On Saturday, the Mail turned to Iain Duncan Smith, rather than any recognised authority, to pontificate. “The problem is a bunch of scientists keep pumping out these forecasts and every one of them has been wrong since day one,” he stated, somewhat startlingly.
Spectator sport
“The Lib Dems will lose on Thursday, most likely fairly badly, and they will have no one to blame but themselves.” A week before Sir Ed Davey’s emphatic victory in Chesham and Amersham, this was the Spectator’s confident prediction. These days Andrew Neil’s magazine – like perhaps his television outfit – lacks a certain sureness of touch.

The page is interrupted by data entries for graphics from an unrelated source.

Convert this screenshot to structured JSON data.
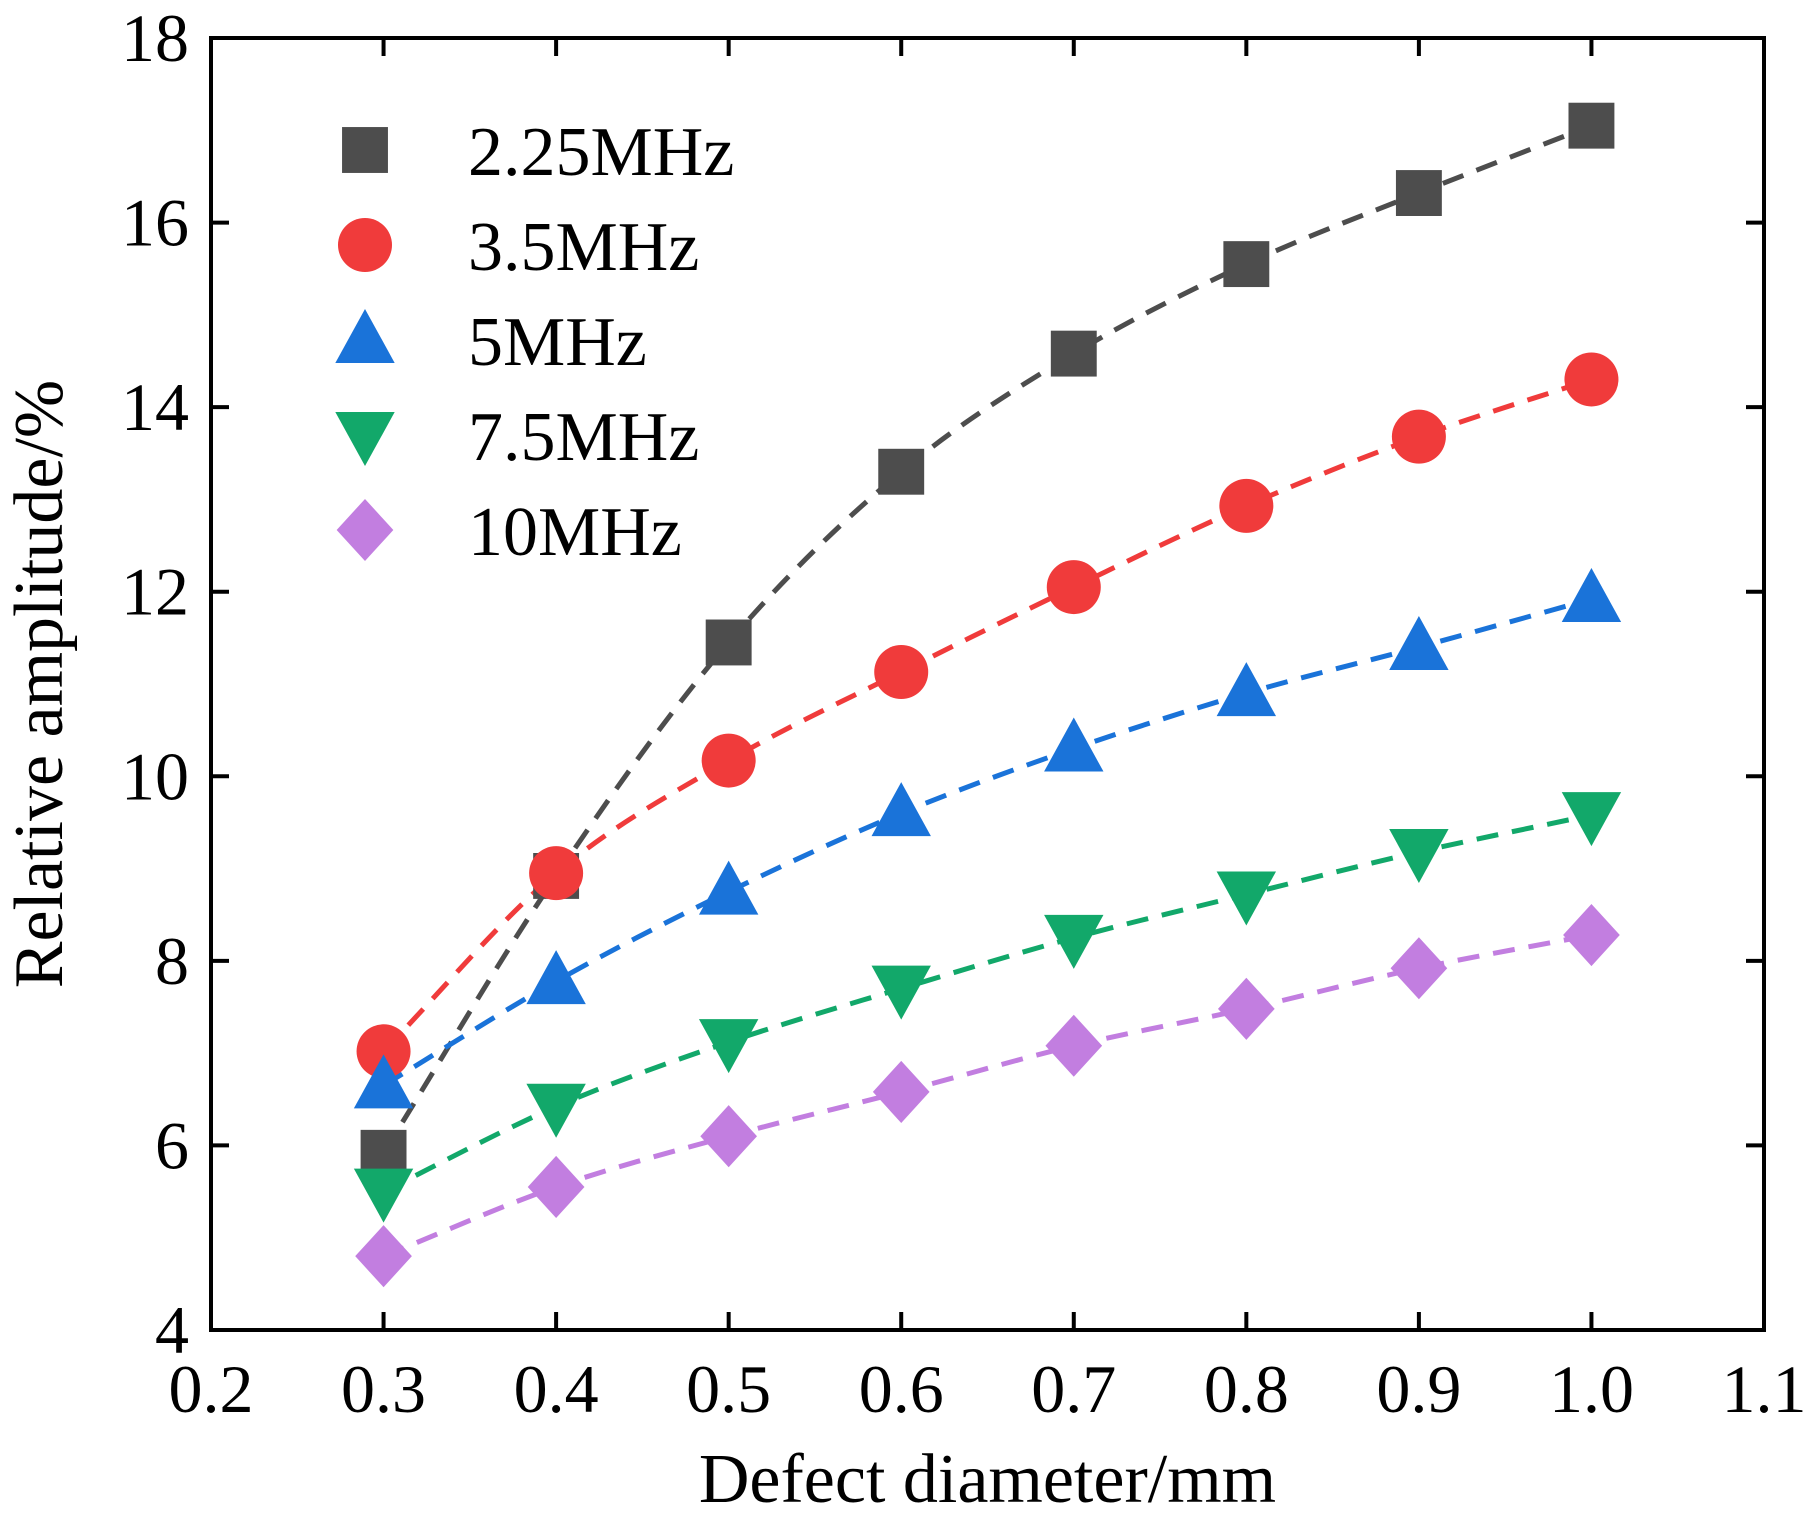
{
  "chart_data": {
    "type": "scatter",
    "title": "",
    "xlabel": "Defect diameter/mm",
    "ylabel": "Relative amplitude/%",
    "xlim": [
      0.2,
      1.1
    ],
    "ylim": [
      4,
      18
    ],
    "xticks": [
      "0.2",
      "0.3",
      "0.4",
      "0.5",
      "0.6",
      "0.7",
      "0.8",
      "0.9",
      "1.0",
      "1.1"
    ],
    "yticks": [
      "4",
      "6",
      "8",
      "10",
      "12",
      "14",
      "16",
      "18"
    ],
    "grid": false,
    "legend_position": "top-left",
    "fit_lines": "dashed",
    "x": [
      0.3,
      0.4,
      0.5,
      0.6,
      0.7,
      0.8,
      0.9,
      1.0
    ],
    "series": [
      {
        "name": "2.25MHz",
        "marker": "square",
        "color": "#4d4d4d",
        "values": [
          5.92,
          8.92,
          11.45,
          13.3,
          14.58,
          15.55,
          16.32,
          17.05
        ]
      },
      {
        "name": "3.5MHz",
        "marker": "circle",
        "color": "#f03b3b",
        "values": [
          7.02,
          8.95,
          10.17,
          11.13,
          12.05,
          12.93,
          13.68,
          14.3
        ]
      },
      {
        "name": "5MHz",
        "marker": "triangle-up",
        "color": "#1a73d9",
        "values": [
          6.65,
          7.78,
          8.75,
          9.6,
          10.3,
          10.9,
          11.4,
          11.92
        ]
      },
      {
        "name": "7.5MHz",
        "marker": "triangle-down",
        "color": "#12a86a",
        "values": [
          5.5,
          6.42,
          7.12,
          7.7,
          8.25,
          8.72,
          9.18,
          9.58
        ]
      },
      {
        "name": "10MHz",
        "marker": "diamond",
        "color": "#c27ee0",
        "values": [
          4.8,
          5.55,
          6.1,
          6.58,
          7.08,
          7.48,
          7.92,
          8.28
        ]
      }
    ]
  }
}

When Neil replaced Matthew d’Ancona as its editor with his protege Fraser Nelson, I ceased to write for the magazine. Nelson never forgave me for asking him, after the News of the World phone-hacking scandal broke, if he intended to set an example by giving up writing his column for the rag. He continued to write for it till the bitter end.
Marathon man
If not quite as rapidly as he should have done, Boris Johnson rightly condemned the loathsome thugs who threatened Nicholas Watt, Newsnight’s political editor, when they spotted him walking close to the House of Commons.
Watt, pictured, is as unflappable as he is professional. “My teenage training for the 1,500m came in handy,” he tells me, drily.